December 19, 2011 at 12:02 pm

Regehr,

Yeah, I noticed the all-same behavior while walking to work. Serves me right for not doing better testing. (How are you testing these, by the way? Hand-chosen interesting test cases, or one of the tools you’ve mentioned for generating failures? I ran mine through a fuzzer, but that’s not likely to generate any number of “interesting” cases.)
regehr says:

December 19, 2011 at 12:07 pm

Andrew, my tests are made by:

– pick a random 64-bit int and call it a
– initialize b to a, then flip 0..63 random bits

I’m not sure if this is good, but clearly just making a and b separately random is wrong.
regehr says:

December 19, 2011 at 12:08 pm

Benjamin, these are basically my solutions. Your branch is the same one I failed to eliminate.
regehr says:

December 19, 2011 at 12:10 pm

Carlos, hope we can help make your code faster :).
Andrew Hunter says:

December 19, 2011 at 12:13 pm

Regehr, yeah, that looks better than my method (pick a,b iid uniform.) I’d be curious what would happen if you threw a SAT solver at these functions (searching for a setting of bits where they differ). I’ve heard of good results from (similar) techniques from, for one, the code sketching people at MIT, but I don’t have their infrastructure handy, so…
regehr says:

December 19, 2011 at 12:16 pm

Andrew, bit puzzles like this pretty much scream for being attacked by SAT or SMT.

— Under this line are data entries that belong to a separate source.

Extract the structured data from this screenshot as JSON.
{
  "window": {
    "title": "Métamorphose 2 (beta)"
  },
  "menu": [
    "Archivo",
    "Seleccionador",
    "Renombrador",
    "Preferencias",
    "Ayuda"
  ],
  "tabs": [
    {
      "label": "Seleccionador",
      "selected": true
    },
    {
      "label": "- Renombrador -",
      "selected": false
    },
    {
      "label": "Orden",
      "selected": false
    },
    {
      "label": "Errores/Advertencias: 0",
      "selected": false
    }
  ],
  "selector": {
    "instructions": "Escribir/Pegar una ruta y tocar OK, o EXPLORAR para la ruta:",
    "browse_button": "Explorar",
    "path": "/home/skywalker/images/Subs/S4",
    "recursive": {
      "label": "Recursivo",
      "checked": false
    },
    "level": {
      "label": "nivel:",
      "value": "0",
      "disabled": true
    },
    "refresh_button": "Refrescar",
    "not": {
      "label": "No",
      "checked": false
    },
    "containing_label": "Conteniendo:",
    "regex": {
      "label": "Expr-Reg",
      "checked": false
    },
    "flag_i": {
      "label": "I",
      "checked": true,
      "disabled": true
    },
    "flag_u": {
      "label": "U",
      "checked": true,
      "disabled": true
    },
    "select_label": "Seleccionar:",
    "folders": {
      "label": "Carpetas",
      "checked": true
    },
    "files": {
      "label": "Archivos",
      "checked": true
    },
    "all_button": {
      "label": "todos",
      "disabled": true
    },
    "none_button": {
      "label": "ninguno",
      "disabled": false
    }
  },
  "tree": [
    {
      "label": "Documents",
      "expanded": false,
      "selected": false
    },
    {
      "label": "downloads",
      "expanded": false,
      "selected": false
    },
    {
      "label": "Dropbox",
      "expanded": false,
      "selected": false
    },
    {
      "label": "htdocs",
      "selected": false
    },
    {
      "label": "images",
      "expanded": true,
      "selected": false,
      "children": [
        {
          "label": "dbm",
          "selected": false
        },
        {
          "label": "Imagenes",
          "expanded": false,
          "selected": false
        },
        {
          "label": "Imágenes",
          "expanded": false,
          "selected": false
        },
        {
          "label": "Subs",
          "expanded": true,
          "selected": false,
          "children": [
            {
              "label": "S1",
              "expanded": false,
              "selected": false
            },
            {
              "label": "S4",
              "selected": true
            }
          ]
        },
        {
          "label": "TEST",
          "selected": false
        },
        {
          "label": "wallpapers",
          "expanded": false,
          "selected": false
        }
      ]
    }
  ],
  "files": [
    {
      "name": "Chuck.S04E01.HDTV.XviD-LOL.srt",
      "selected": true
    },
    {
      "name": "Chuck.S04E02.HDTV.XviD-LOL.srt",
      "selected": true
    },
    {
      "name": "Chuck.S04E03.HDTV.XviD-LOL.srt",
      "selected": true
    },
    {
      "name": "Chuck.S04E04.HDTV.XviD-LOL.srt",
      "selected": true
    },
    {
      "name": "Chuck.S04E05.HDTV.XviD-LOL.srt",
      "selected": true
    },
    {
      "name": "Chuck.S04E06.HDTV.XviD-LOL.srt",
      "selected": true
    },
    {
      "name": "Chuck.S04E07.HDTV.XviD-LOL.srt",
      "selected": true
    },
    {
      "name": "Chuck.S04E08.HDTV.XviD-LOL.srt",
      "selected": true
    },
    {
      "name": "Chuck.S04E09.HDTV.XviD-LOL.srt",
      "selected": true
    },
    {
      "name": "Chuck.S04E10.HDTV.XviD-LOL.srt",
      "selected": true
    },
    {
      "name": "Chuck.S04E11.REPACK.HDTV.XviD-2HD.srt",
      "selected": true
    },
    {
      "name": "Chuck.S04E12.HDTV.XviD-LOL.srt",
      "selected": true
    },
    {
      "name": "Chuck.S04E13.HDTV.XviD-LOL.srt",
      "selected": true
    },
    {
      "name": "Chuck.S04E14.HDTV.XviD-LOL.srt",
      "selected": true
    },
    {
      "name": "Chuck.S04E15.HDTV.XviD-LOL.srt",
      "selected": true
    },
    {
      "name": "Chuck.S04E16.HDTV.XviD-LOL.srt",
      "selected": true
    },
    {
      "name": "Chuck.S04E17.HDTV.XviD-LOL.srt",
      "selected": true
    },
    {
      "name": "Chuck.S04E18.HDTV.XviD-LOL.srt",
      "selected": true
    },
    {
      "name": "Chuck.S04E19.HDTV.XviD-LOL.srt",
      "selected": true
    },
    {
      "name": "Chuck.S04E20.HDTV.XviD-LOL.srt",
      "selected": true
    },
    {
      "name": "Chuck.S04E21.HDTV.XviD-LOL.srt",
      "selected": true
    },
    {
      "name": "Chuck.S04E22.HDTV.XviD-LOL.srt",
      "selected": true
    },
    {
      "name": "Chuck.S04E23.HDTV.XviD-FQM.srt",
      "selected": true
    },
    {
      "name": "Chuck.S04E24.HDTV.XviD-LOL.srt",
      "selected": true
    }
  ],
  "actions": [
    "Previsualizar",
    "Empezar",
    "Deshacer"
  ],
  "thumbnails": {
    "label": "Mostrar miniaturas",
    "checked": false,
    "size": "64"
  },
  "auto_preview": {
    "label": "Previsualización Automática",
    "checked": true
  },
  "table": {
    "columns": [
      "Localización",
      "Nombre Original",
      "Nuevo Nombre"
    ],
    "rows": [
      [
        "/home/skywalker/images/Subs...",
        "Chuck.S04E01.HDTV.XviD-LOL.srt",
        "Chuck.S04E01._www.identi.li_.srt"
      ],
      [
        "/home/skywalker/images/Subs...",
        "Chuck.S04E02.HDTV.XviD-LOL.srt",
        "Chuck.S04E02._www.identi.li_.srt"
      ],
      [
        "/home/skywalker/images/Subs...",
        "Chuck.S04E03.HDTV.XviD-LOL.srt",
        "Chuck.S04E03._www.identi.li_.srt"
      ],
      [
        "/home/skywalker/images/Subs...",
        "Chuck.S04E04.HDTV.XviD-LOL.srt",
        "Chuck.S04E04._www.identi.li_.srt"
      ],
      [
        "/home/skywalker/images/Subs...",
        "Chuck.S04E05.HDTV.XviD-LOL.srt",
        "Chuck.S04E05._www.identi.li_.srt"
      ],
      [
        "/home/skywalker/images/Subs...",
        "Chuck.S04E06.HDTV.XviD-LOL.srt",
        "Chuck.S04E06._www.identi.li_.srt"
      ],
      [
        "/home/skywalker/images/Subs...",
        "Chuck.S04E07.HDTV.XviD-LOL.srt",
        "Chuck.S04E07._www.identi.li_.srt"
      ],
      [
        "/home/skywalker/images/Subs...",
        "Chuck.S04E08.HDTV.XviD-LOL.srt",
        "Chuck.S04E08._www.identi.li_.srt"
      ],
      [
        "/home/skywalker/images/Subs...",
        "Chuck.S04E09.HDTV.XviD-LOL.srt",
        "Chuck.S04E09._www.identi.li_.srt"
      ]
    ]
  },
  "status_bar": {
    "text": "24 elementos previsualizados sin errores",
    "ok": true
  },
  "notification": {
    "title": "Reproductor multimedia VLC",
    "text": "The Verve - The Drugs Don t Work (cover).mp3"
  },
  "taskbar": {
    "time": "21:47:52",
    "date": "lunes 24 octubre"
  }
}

About a dozen times I’ve started on this kind of project before realizing (1) it’s really hard to do a good job, and maybe impossible if there are loops and (2) lots of smart people already work on this kind of thing.
MSN says:

December 19, 2011 at 3:00 pm

For the lower bit function, you don’t need to bother with the tree:

uint64_t d= a ^ b;
uint64_t low_d= (d & -d);
uint64_t low_mask_out_lower= low_d | (~-low_d);
uint64_t answer_low= ((a & b) | low_d) & low_mask_out_lower;
qznc says:

December 20, 2011 at 3:06 am

An (untestet) asm idea based on the bsf instruction without branches/loops:

Assume a in eax and b in ebx.
andl %eax,%ebx # put a&b in eax
bsfl %ecx,%eax # index of least significant bit in ecx
shr %eax, %cl # shift a&b right by index (cl == lower 8bit of ecx)
shl %eax, %cl # shift left again, so lower bits now cleared
Result in eax now

I’m not sure, if the bsf instruction is more efficient than a table-based findHighestBitSet, though.
qznc says:

December 20, 2011 at 3:27 am

Correction, because i misunderstood the puzzle:

Assume a in eax and b in ebx.
xorl %eax,%ebx # put a^b in eax
bsfl %ecx,%eax # index of least significant bit in ecx
dec %ecx # index–
shr %eax, %cl # shift a^b right by index (cl == lower 8bit of ecx)
and %eax, 1 # set differing bit
shl %eax, %cl # shift left again, so lower bits now cleared
Result in eax now
Eddie Kohler says:

December 20, 2011 at 6:00 am

Here are two branchless versions that I think work even for a==b. high2() assumes that __builtin_clzl(0) returns some arbitrary integer value (but does not trap or otherwise explode).

uint64_t high(uint64_t a, uint64_t b) {
uint64_t db = a ^ b;
db |= (db >> 1);
db |= (db >> 2);
db |= (db >> 4);
db |= (db >> 8);
db |= (db >> 16);
db |= (db >> 32);
return ((a & b) | (db >> 1)) + (db > 0);
}

uint64_t high2(uint64_t a, uint64_t b) {
uint64_t x = a ^ b, nz = x > 0;
uint64_t db = (uint64_t) nz << (63 – (__builtin_clzl(x) & 63));
return (a & ~(db – nz)) | db;
}
Mans says:

December 20, 2011 at 7:35 am

qznc, bsf is fast on Intel Pentium-2 and later (except Atom), and AMD K10 and later. On Intel Pentium, Intel Atom, and AMD <= K8 it is very slow, perhaps microcoded.
Kristina says:

December 20, 2011 at 3:18 pm

A bit off-topic, but has anyone found a way to post code (fixed-width font) on Google+?